Fred Wilson wrote today that he and his partner Brad Burnham have officially launched Union Square Ventures and have completed the final close on their inaugural fund. 

I’ve known Fred since the first day I started working with Mobius (called Softbank at the time).  My very first Softbank-related meeting was to do due diligence at a company outside Boston called Yoyodyne and I met Fred, Charley Lax, and Seth Godin (the Yoyodyne CEO / founder) in Yoyodyne’s office (I kept looking for John Bigboote in the office but couldn’t find him.)  Neither Fred nor I knew each other (nor did we know the other was going to be there), but I remember an immediate first impression about five minutes into the meeting of “smart dude.”  Fred went on to start his first venture fund (Flatiron Partners), invest in Yoyodyne (with Softbank – which had a happy ending as Seth sold it to Yahoo! for a bundle well after he had no hair), and build a very successful NY-based venture fund with his partner Jerry Colonna.
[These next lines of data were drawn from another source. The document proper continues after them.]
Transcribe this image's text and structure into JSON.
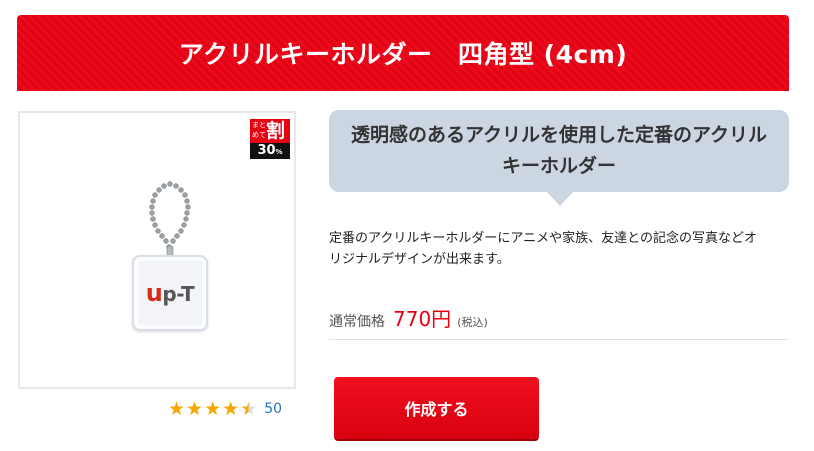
{
  "header": {
    "title": "アクリルキーホルダー　四角型 (4cm)"
  },
  "product": {
    "badge": {
      "matome": "まとめて",
      "wari": "割",
      "percent": "30",
      "percent_sign": "%"
    },
    "logo": {
      "u": "u",
      "rest": "p-T"
    },
    "rating": {
      "value": 4.5,
      "max": 5,
      "count": "50"
    }
  },
  "bubble": {
    "line1": "透明感のあるアクリルを使用した定番のアクリル",
    "line2": "キーホルダー"
  },
  "description": {
    "line1": "定番のアクリルキーホルダーにアニメや家族、友達との記念の写真などオ",
    "line2": "リジナルデザインが出来ます。"
  },
  "price": {
    "label": "通常価格",
    "amount": "770円",
    "tax": "(税込)"
  },
  "cta": {
    "label": "作成する"
  },
  "colors": {
    "brand_red": "#e60012",
    "bubble_bg": "#ccd6e3",
    "star": "#f5a800",
    "link_blue": "#2a73c2"
  }
}
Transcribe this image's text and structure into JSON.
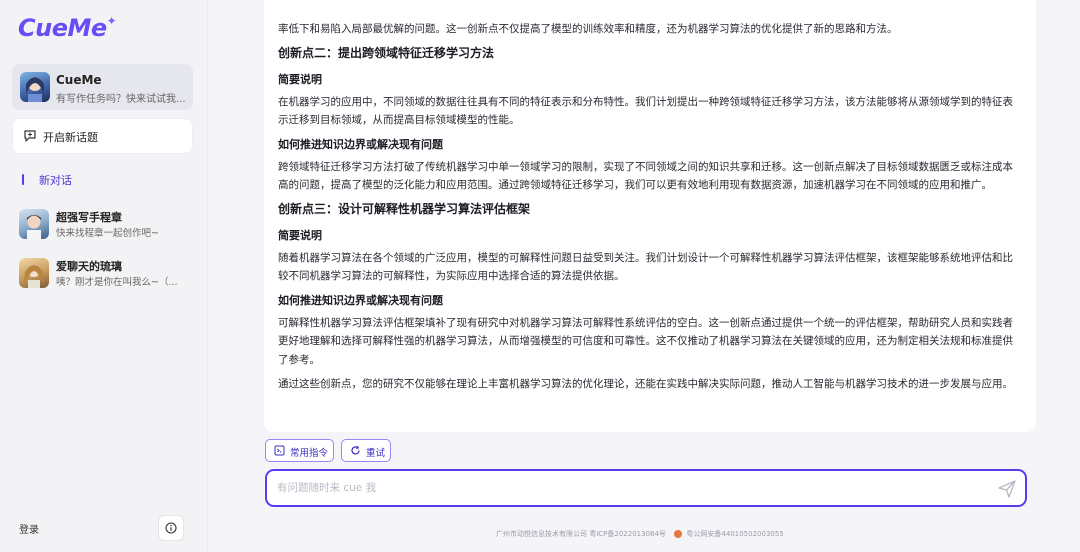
{
  "app": {
    "logo": "CueMe"
  },
  "sidebar": {
    "assistant": {
      "name": "CueMe",
      "subtitle": "有写作任务吗？快来试试我..."
    },
    "new_topic_label": "开启新话题",
    "new_chat_label": "新对话",
    "agents": [
      {
        "name": "超强写手程章",
        "subtitle": "快来找程章一起创作吧~"
      },
      {
        "name": "爱聊天的琉璃",
        "subtitle": "咦？刚才是你在叫我么~（..."
      }
    ],
    "login_label": "登录"
  },
  "message": {
    "p0": "率低下和易陷入局部最优解的问题。这一创新点不仅提高了模型的训练效率和精度，还为机器学习算法的优化提供了新的思路和方法。",
    "h2": "创新点二：提出跨领域特征迁移学习方法",
    "h2_sub1": "简要说明",
    "p2_1": "在机器学习的应用中，不同领域的数据往往具有不同的特征表示和分布特性。我们计划提出一种跨领域特征迁移学习方法，该方法能够将从源领域学到的特征表示迁移到目标领域，从而提高目标领域模型的性能。",
    "h2_sub2": "如何推进知识边界或解决现有问题",
    "p2_2": "跨领域特征迁移学习方法打破了传统机器学习中单一领域学习的限制，实现了不同领域之间的知识共享和迁移。这一创新点解决了目标领域数据匮乏或标注成本高的问题，提高了模型的泛化能力和应用范围。通过跨领域特征迁移学习，我们可以更有效地利用现有数据资源，加速机器学习在不同领域的应用和推广。",
    "h3": "创新点三：设计可解释性机器学习算法评估框架",
    "h3_sub1": "简要说明",
    "p3_1": "随着机器学习算法在各个领域的广泛应用，模型的可解释性问题日益受到关注。我们计划设计一个可解释性机器学习算法评估框架，该框架能够系统地评估和比较不同机器学习算法的可解释性，为实际应用中选择合适的算法提供依据。",
    "h3_sub2": "如何推进知识边界或解决现有问题",
    "p3_2": "可解释性机器学习算法评估框架填补了现有研究中对机器学习算法可解释性系统评估的空白。这一创新点通过提供一个统一的评估框架，帮助研究人员和实践者更好地理解和选择可解释性强的机器学习算法，从而增强模型的可信度和可靠性。这不仅推动了机器学习算法在关键领域的应用，还为制定相关法规和标准提供了参考。",
    "p_final": "通过这些创新点，您的研究不仅能够在理论上丰富机器学习算法的优化理论，还能在实践中解决实际问题，推动人工智能与机器学习技术的进一步发展与应用。"
  },
  "actions": {
    "common_cmd_label": "常用指令",
    "retry_label": "重试"
  },
  "input": {
    "placeholder": "有问题随时来 cue 我",
    "value": ""
  },
  "footer": {
    "company": "广州市动悦信息技术有限公司 粤ICP备2022013084号",
    "police": "粤公网安备44010502003055"
  },
  "colors": {
    "accent": "#5a3cf0",
    "sidebar_bg": "#f3f3f6"
  }
}
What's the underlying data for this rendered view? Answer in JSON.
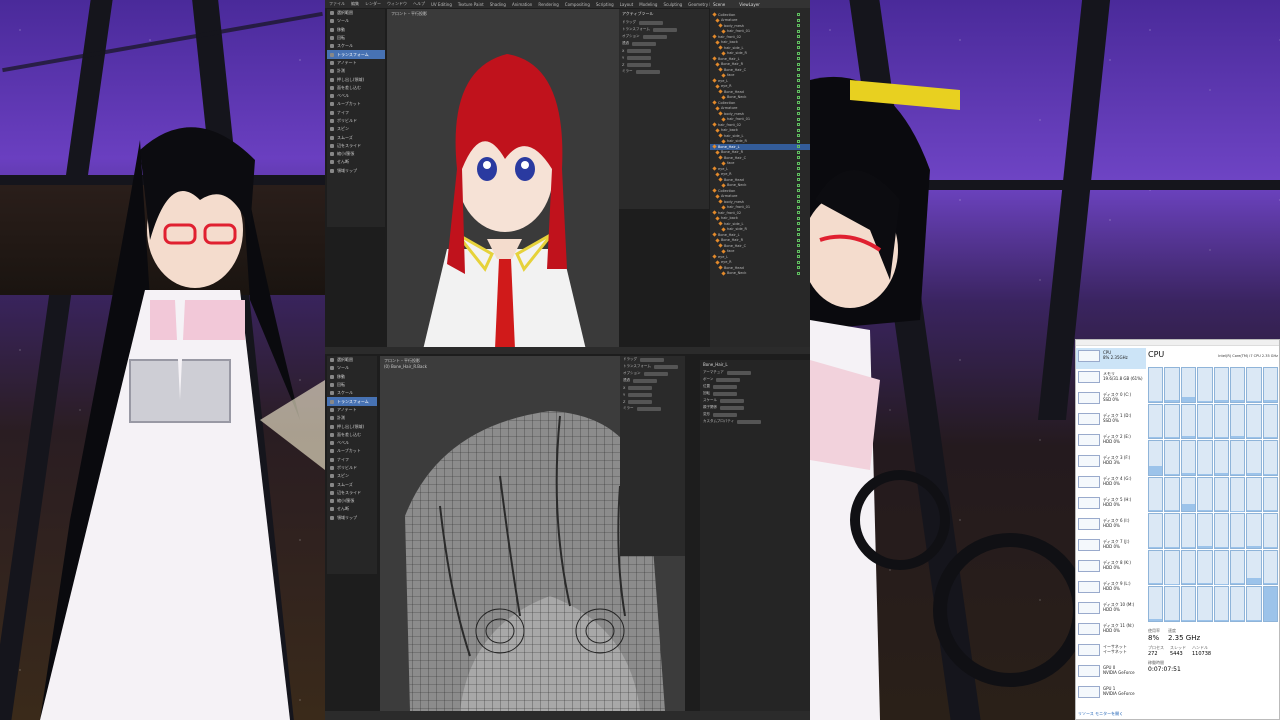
{
  "blender": {
    "topbar_menus": [
      "ファイル",
      "編集",
      "レンダー",
      "ウィンドウ",
      "ヘルプ",
      "UV Editing",
      "Texture Paint",
      "Shading",
      "Animation",
      "Rendering",
      "Compositing",
      "Scripting",
      "Layout",
      "Modeling",
      "Sculpting",
      "Geometry Nodes"
    ],
    "scene_label": "Scene",
    "view_layer_label": "ViewLayer",
    "top_tools": [
      "選択範囲",
      "ツール",
      "移動",
      "回転",
      "スケール",
      "トランスフォーム",
      "アノテート",
      "計測",
      "押し出し(領域)",
      "面を差し込む",
      "ベベル",
      "ループカット",
      "ナイフ",
      "ポリビルド",
      "スピン",
      "スムーズ",
      "辺をスライド",
      "縮小/膨張",
      "せん断",
      "領域リップ"
    ],
    "bottom_tools": [
      "選択範囲",
      "ツール",
      "移動",
      "回転",
      "スケール",
      "トランスフォーム",
      "アノテート",
      "計測",
      "押し出し(領域)",
      "面を差し込む",
      "ベベル",
      "ループカット",
      "ナイフ",
      "ポリビルド",
      "スピン",
      "スムーズ",
      "辺をスライド",
      "縮小/膨張",
      "せん断",
      "領域リップ"
    ],
    "outliner_rows": [
      "Collection",
      "Armature",
      "body_mesh",
      "hair_front_01",
      "hair_front_02",
      "hair_back",
      "hair_side_L",
      "hair_side_R",
      "Bone_Hair_L",
      "Bone_Hair_R",
      "Bone_Hair_C",
      "face",
      "eye_L",
      "eye_R",
      "Bone_Head",
      "Bone_Neck"
    ],
    "selected_row_index": 8,
    "viewport_top_info": "フロント・平行投影",
    "viewport_bottom_info": "フロント・平行投影",
    "viewport_bottom_sub": "(0) Bone_Hair_R.Back",
    "props_title": "アクティブツール",
    "props_rows": [
      "ドラッグ",
      "トランスフォーム",
      "オプション",
      "透過",
      "X",
      "Y",
      "Z",
      "ミラー"
    ],
    "props_right_title": "Bone_Hair_L",
    "props_right_rows": [
      "アーマチュア",
      "ボーン",
      "位置",
      "回転",
      "スケール",
      "親子関係",
      "変形",
      "カスタムプロパティ"
    ]
  },
  "taskmgr": {
    "side_items": [
      {
        "name": "CPU",
        "sub": "8% 2.35GHz"
      },
      {
        "name": "メモリ",
        "sub": "19.6/31.8 GB (61%)"
      },
      {
        "name": "ディスク 0 (C:)",
        "sub": "SSD 0%"
      },
      {
        "name": "ディスク 1 (D:)",
        "sub": "SSD 0%"
      },
      {
        "name": "ディスク 2 (E:)",
        "sub": "HDD 0%"
      },
      {
        "name": "ディスク 3 (F:)",
        "sub": "HDD 3%"
      },
      {
        "name": "ディスク 4 (G:)",
        "sub": "HDD 0%"
      },
      {
        "name": "ディスク 5 (H:)",
        "sub": "HDD 0%"
      },
      {
        "name": "ディスク 6 (I:)",
        "sub": "HDD 0%"
      },
      {
        "name": "ディスク 7 (J:)",
        "sub": "HDD 0%"
      },
      {
        "name": "ディスク 8 (K:)",
        "sub": "HDD 0%"
      },
      {
        "name": "ディスク 9 (L:)",
        "sub": "HDD 0%"
      },
      {
        "name": "ディスク 10 (M:)",
        "sub": "HDD 0%"
      },
      {
        "name": "ディスク 11 (N:)",
        "sub": "HDD 0%"
      },
      {
        "name": "イーサネット",
        "sub": "イーサネット"
      },
      {
        "name": "GPU 0",
        "sub": "NVIDIA GeForce"
      },
      {
        "name": "GPU 1",
        "sub": "NVIDIA GeForce"
      }
    ],
    "title": "CPU",
    "cpu_model": "Intel(R) Core(TM) i7 CPU 2.35 GHz",
    "utilization": "8%",
    "speed": "2.35 GHz",
    "processes": "272",
    "threads": "5443",
    "handles": "110738",
    "uptime": "0:07:07:51",
    "core_loads": [
      2,
      4,
      15,
      3,
      5,
      6,
      2,
      4,
      3,
      2,
      5,
      4,
      3,
      6,
      4,
      2,
      25,
      3,
      5,
      2,
      4,
      3,
      6,
      2,
      3,
      4,
      22,
      3,
      5,
      2,
      4,
      3,
      2,
      4,
      3,
      5,
      2,
      4,
      6,
      3,
      4,
      2,
      3,
      5,
      2,
      4,
      18,
      3,
      5,
      2,
      4,
      3,
      2,
      4,
      3,
      100
    ],
    "bottom_link": "リソース モニターを開く",
    "labels": {
      "util": "使用率",
      "speed": "速度",
      "procs": "プロセス",
      "threads": "スレッド",
      "handles": "ハンドル",
      "uptime": "稼働時間"
    }
  }
}
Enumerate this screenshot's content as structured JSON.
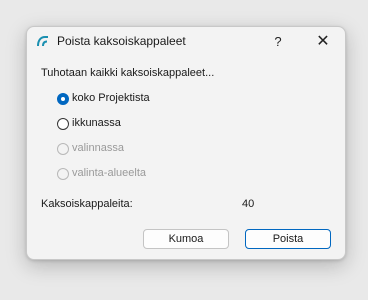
{
  "dialog": {
    "title": "Poista kaksoiskappaleet",
    "help_label": "?",
    "close_label": "✕",
    "heading": "Tuhotaan kaikki kaksoiskappaleet...",
    "options": [
      {
        "label": "koko Projektista",
        "checked": true,
        "disabled": false
      },
      {
        "label": "ikkunassa",
        "checked": false,
        "disabled": false
      },
      {
        "label": "valinnassa",
        "checked": false,
        "disabled": true
      },
      {
        "label": "valinta-alueelta",
        "checked": false,
        "disabled": true
      }
    ],
    "count_label": "Kaksoiskappaleita:",
    "count_value": "40",
    "cancel_label": "Kumoa",
    "confirm_label": "Poista"
  },
  "colors": {
    "accent": "#0067c0",
    "app_icon": "#1a8fb0"
  }
}
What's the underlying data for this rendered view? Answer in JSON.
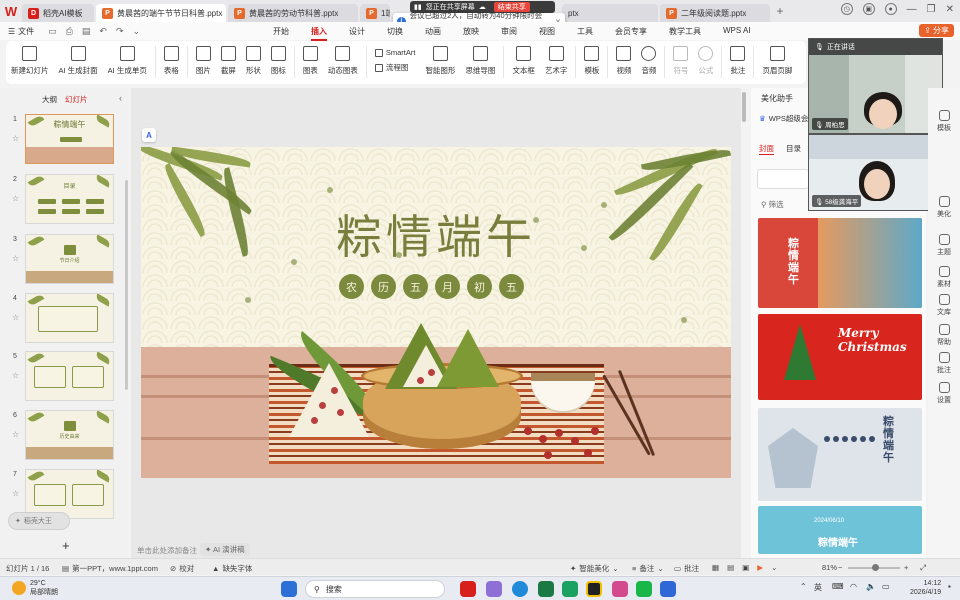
{
  "tabs": {
    "home": "稻壳AI模板",
    "docs": [
      {
        "label": "黄晨茜的端午节节日科普.pptx",
        "active": true
      },
      {
        "label": "黄晨茜的劳动节科普.pptx",
        "active": false
      },
      {
        "label": "1端午",
        "active": false
      },
      {
        "label": "ptx",
        "active": false
      },
      {
        "label": "二年级阅读题.pptx",
        "active": false
      }
    ]
  },
  "share": {
    "banner": "您正在共享屏幕",
    "end": "结束共享",
    "notice": "会议已超过2人，自动转为40分钟限时会议。"
  },
  "menubar": {
    "file": "文件",
    "items": [
      "开始",
      "插入",
      "设计",
      "切换",
      "动画",
      "放映",
      "审阅",
      "视图",
      "工具",
      "会员专享",
      "教学工具",
      "WPS AI"
    ],
    "active": "插入",
    "share_btn": "分享"
  },
  "ribbon": {
    "items": [
      "新建幻灯片",
      "AI 生成封面",
      "AI 生成单页",
      "表格",
      "图片",
      "截屏",
      "形状",
      "图标",
      "图表",
      "动态图表",
      "智能图形",
      "思维导图",
      "文本框",
      "艺术字",
      "模板",
      "视频",
      "音频",
      "符号",
      "公式",
      "批注",
      "页眉页脚"
    ],
    "smartart": "SmartArt",
    "flowchart": "流程图"
  },
  "leftpanel": {
    "tab_outline": "大纲",
    "tab_slides": "幻灯片",
    "chip": "稻壳大王",
    "thumbs": [
      {
        "num": "1",
        "title": "粽情端午"
      },
      {
        "num": "2",
        "title": "目录"
      },
      {
        "num": "3",
        "title": "节日介绍"
      },
      {
        "num": "4",
        "title": ""
      },
      {
        "num": "5",
        "title": ""
      },
      {
        "num": "6",
        "title": "历史由来"
      },
      {
        "num": "7",
        "title": ""
      }
    ]
  },
  "slide": {
    "title": "粽情端午",
    "subtitle_chars": [
      "农",
      "历",
      "五",
      "月",
      "初",
      "五"
    ]
  },
  "canvas": {
    "note_placeholder": "单击此处添加备注",
    "ai_note": "AI 演讲稿"
  },
  "rightpanel": {
    "title": "美化助手",
    "wps": "WPS超级会员",
    "tab_cover": "封面",
    "tab_toc": "目录",
    "filter": "筛选",
    "templates": [
      {
        "text": "粽情端午",
        "bg": "#d9473b"
      },
      {
        "text": "Merry Christmas",
        "bg": "#d8261f"
      },
      {
        "text": "粽情端午",
        "bg": "#dfe4ea"
      },
      {
        "text": "粽情端午",
        "sub": "2024/06/10",
        "bg": "#6fc3d9"
      }
    ]
  },
  "video": {
    "speaking": "正在讲话",
    "p1": "周柏思",
    "p2": "58级龚海平"
  },
  "farright": [
    "模板",
    "美化",
    "主题",
    "素材",
    "文库",
    "帮助",
    "批注",
    "设置"
  ],
  "status": {
    "slide_count": "幻灯片 1 / 16",
    "theme": "第一PPT，www.1ppt.com",
    "proof": "校对",
    "missing_font": "缺失字体",
    "smart_beautify": "智能美化",
    "notes": "备注",
    "comments": "批注",
    "zoom": "81%"
  },
  "taskbar": {
    "weather_temp": "29°C",
    "weather_desc": "局部晴朗",
    "search": "搜索",
    "ime": "英",
    "time": "14:12",
    "date": "2026/4/19"
  },
  "colors": {
    "accent": "#d7201b",
    "slide_green": "#7b8a3c",
    "slide_bg": "#f8f4e3"
  }
}
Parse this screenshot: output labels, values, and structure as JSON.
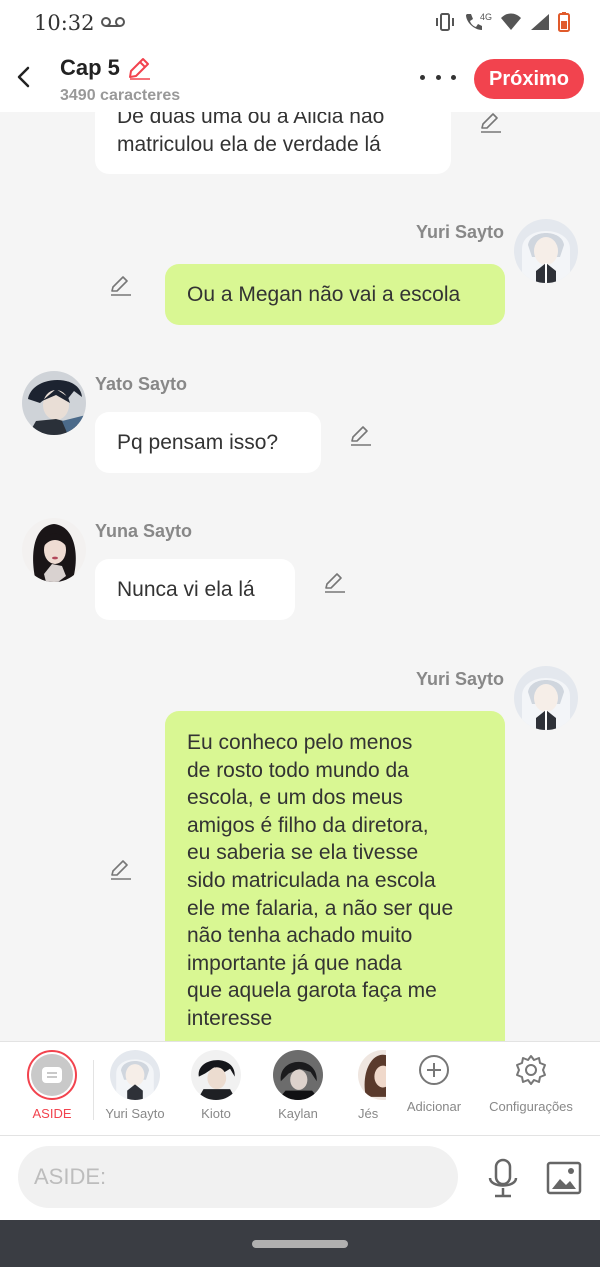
{
  "status_bar": {
    "time": "10:32",
    "network": "4G"
  },
  "header": {
    "title": "Cap 5",
    "subtitle": "3490 caracteres",
    "next_label": "Próximo",
    "accent_color": "#f2434e"
  },
  "messages": [
    {
      "side": "left",
      "sender": "",
      "lines": [
        "De duas uma ou a Alicia não",
        "matriculou ela de verdade lá"
      ]
    },
    {
      "side": "right",
      "sender": "Yuri Sayto",
      "lines": [
        "Ou a Megan não vai a escola"
      ]
    },
    {
      "side": "left",
      "sender": "Yato Sayto",
      "lines": [
        "Pq pensam isso?"
      ]
    },
    {
      "side": "left",
      "sender": "Yuna Sayto",
      "lines": [
        "Nunca vi ela lá"
      ]
    },
    {
      "side": "right",
      "sender": "Yuri Sayto",
      "lines": [
        "Eu conheco pelo menos",
        "de rosto todo mundo da",
        "escola, e um dos meus",
        "amigos é filho da diretora,",
        "eu saberia se ela tivesse",
        "sido matriculada na escola",
        "ele me falaria, a não ser que",
        "não tenha achado muito",
        "importante já que nada",
        "que aquela garota faça me",
        "interesse"
      ]
    }
  ],
  "character_bar": {
    "aside_label": "ASIDE",
    "characters": [
      "Yuri Sayto",
      "Kioto",
      "Kaylan",
      "Jés"
    ],
    "add_label": "Adicionar",
    "settings_label": "Configurações"
  },
  "input": {
    "placeholder": "ASIDE:"
  },
  "colors": {
    "left_bubble": "#ffffff",
    "right_bubble": "#d9f793",
    "background": "#f5f5f5"
  }
}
Fred and I shortly discovered that we were both MIT grads and I recall one of our first long discussions on a wonderfully warm Boston night as we wandered from dinner in the Back Bay back to our hotel somewhere talking about MIT, getting to know each other, and laughing about how crazy busy things were (this was 1997).  I worked closely with Fred and Jerry on a handful of companies (eShare – big success, abuzz – solid success, Mainspring – got our money back, Appgenesys – big failure, Return Path – success in progress) and adore both of them.

I’ve had the pleasure of working very closely with Fred over the past four years on Return Path – which we became investors in together when we merged an early stage company Fred had funded (Return Path) with an early stage company I had funded (Veripost).  Return Path and Veripost were direct competitors, were both pre-revenue, and were the only two companies that had been funded to create “email change of address” systems.  Fred and I had one of those “duh” moments and worked closely with the management teams to combine forces early, rather than pummel each other before the market matured.  Matt Blumberg – the CEO of Return Path – has done an awesome job building the business and I’m extremely proud of the company Matt and his team have created (and hopefully Matt’s happy with the “help” that Fred and I have provided along the way.)

While I know Brad Burnham less well than Fred, having never worked with him, I watched Fred work with his partner Jerry Colonna and see Brad as another perfect foil for Fred.  As the cliche goes – “every great partnership starts with two people” – and Fred and Brad seem like a superb fit.

Congrats Fred and Brad!


Fred Wilson has a great post about his decision to no longer sit on public company boards – it’s worth reading if you are either on a public company board or considering being on one.